Handlungsfelder der Schulsozialarbeit
#Partizipation #Schulentwicklung
Leitziele der Koordinierungsstelle
Kooperation zwischen Schule und Jugendhilfe

Neue Studie zu Perspektiven auf Bildungschancen und Bildungssystem veröffentlicht

Bildung ist ein hohes Gut – sie stärkt Menschen in ihrer Selbstwirksamkeit, erleichtert Integration, schafft Arbeitsplätze und Perspektiven, fördert das gesellschaftliche Miteinander, bedeutet Zukunft. Und doch: zwischen dem, was Bildung bedeutet, was wir als Gesellschaft in ihr als Mehrwert sehen, und dem, wie Bildungslandschaften- und Bildungschancen gestaltet werden, liegt eine Kluft. Zu diesem Schluss kommt der Kinderreport 2026, der in diesen Tagen veröffentlicht wurde.
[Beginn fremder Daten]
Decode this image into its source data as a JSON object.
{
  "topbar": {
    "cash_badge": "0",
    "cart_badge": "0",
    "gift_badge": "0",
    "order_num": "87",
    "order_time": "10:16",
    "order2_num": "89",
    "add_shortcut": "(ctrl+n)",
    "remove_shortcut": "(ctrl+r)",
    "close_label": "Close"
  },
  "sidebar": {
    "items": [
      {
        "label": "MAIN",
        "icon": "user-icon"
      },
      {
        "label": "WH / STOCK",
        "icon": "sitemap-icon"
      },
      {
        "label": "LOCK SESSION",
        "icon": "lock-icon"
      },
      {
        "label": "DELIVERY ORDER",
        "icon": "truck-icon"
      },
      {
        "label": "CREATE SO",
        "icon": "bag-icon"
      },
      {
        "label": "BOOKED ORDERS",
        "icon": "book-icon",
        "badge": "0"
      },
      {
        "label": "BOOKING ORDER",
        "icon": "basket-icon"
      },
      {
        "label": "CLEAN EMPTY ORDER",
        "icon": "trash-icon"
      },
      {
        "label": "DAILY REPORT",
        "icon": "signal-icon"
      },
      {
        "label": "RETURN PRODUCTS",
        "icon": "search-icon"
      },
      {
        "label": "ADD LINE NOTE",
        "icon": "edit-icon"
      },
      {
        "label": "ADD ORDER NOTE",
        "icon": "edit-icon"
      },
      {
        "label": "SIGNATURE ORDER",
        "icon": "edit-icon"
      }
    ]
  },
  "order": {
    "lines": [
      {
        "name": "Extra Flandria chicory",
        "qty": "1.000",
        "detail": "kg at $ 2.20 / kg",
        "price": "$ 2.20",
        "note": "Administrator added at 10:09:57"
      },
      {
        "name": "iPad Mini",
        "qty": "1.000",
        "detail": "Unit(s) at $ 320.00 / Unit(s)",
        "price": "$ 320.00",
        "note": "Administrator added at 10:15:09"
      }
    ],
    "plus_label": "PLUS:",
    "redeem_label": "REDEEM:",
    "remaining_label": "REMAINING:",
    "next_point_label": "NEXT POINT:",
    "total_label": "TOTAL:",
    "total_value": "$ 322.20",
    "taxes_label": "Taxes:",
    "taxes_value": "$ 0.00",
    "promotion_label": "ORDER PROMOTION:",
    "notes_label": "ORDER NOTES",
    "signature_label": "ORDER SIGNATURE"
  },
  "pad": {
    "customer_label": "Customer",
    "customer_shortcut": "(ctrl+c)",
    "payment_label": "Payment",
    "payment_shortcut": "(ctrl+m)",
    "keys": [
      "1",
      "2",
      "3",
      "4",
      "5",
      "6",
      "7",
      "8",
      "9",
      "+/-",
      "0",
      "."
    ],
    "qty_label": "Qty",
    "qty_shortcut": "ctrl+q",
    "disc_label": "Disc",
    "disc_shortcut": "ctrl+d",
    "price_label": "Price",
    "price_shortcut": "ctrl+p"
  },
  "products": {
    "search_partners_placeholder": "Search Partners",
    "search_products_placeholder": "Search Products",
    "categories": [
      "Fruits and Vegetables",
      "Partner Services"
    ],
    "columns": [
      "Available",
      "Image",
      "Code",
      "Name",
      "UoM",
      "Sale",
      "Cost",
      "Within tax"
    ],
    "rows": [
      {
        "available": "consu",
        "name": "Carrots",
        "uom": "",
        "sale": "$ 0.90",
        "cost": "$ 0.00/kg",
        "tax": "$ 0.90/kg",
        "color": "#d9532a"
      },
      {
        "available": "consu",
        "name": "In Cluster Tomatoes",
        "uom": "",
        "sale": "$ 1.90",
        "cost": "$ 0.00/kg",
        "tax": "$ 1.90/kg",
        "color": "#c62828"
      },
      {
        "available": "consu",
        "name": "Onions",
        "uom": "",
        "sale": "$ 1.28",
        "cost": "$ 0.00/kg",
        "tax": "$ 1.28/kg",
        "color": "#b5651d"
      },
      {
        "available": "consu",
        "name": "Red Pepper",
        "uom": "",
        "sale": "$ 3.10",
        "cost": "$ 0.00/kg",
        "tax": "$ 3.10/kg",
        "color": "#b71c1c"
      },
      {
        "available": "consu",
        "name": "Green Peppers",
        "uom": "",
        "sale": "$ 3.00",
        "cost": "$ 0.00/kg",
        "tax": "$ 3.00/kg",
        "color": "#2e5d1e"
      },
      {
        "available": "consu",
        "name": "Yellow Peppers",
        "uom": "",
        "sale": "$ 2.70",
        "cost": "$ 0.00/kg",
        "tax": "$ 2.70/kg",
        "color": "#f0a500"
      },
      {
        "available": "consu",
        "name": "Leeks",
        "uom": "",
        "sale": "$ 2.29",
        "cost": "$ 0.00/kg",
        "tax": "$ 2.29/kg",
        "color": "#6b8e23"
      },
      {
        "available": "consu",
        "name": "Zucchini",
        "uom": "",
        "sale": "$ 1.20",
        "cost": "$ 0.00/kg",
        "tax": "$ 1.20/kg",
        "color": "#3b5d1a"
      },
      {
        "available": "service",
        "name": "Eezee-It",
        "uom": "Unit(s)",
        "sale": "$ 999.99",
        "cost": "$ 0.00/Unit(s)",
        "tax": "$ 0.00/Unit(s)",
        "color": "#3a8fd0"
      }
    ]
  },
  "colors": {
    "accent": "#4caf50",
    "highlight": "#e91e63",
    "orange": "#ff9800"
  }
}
Im Ergebnis der Studie, bei der sowohl Kinder und Jugendliche als auch Erwachsene befragt wurden, werden u.a. mehr staatliche Investitionen, Reformen im Bildungssystem, einheitliche Bildungsstandards und -bedingungen sowie eine stärkere Zusammenarbeit der verschiedenen Bildungsinstitutionen wie Kita, Schule oder Jugendarbeit gefordert. Daneben werden verbindliche Lern- und Sprachförderangebote sowie eine flächendeckende Schulsozialarbeit und mehr psychosoziale Beratungsmöglichkeiten erwartet, um insbesondere die Bildungschancen sozial benachteiligter Kinder zu verbessern.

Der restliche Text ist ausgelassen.